A decisão foi tomada pela Turma de Câmaras Cíveis Reunidas de Direito Público e Coletivo do TJMT após recurso apresentado pelo Sindicato dos Servidores do Poder Judiciário de Mato Grosso (Sinjusmat), que questionou a validade da votação realizada em dezembro de 2025.

O relator do processo, desembargador Márcio Vidal, destacou que o próprio Judiciário já havia reconhecido a inconstitucionalidade de dispositivos que permitiam o sigilo na apreciação de vetos. Para ele, não seria coerente manter uma votação baseada justamente em uma regra considerada inconstitucional.

“Não seria juridicamente coerente declarar inconstitucional a norma que autorizou o sigilo e, simultaneamente, preservar a votação realizada com fundamento direto nessa mesma disposição”, afirmou o magistrado.

A decisão, entretanto, não determina que o reajuste seja aprovado.
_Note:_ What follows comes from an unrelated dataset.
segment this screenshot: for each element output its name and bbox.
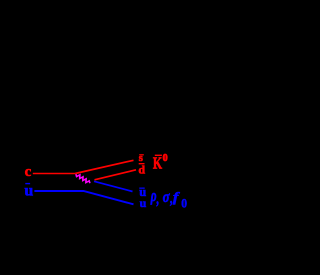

O TJMT deixou claro que cabe à Assembleia decidir novamente se mantém ou derruba o veto do Executivo, apenas exigindo que o procedimento siga as regras constitucionais.

“Preserva-se a liberdade política da Assembleia Legislativa para deliberar acerca da manutenção ou da rejeição do veto governamental, sem que o Poder Judiciário interfira no conteúdo da decisão parlamentar”, destacou Vidal.

Na votação anulada, realizada em dezembro do ano passado, 12 deputados votaram pela manutenção do veto e 10 pela derrubada. Como a sessão ocorreu de forma secreta, não foi possível identificar como cada parlamentar se posicionou. Para derrubar o veto, eram necessários 13 votos.

O projeto havia sido aprovado anteriormente pela Assembleia e previa reajuste de 6,8% para os servidores do Judiciário. O então governador Mauro Mendes vetou integralmente a proposta, alegando que o aumento poderia provocar impacto nas contas públicas e gerar um efeito cascata sobre outras carreiras do funcionalismo.

Com a decisão do TJMT, a Assembleia deverá incluir novamente o veto na pauta e realizar uma votação pública, com registro nominal dos votos. O julgamento, portanto, não garante o reajuste aos servidores, mas reabre a discussão sobre a proposta e elimina o sigilo que marcou a primeira análise do veto.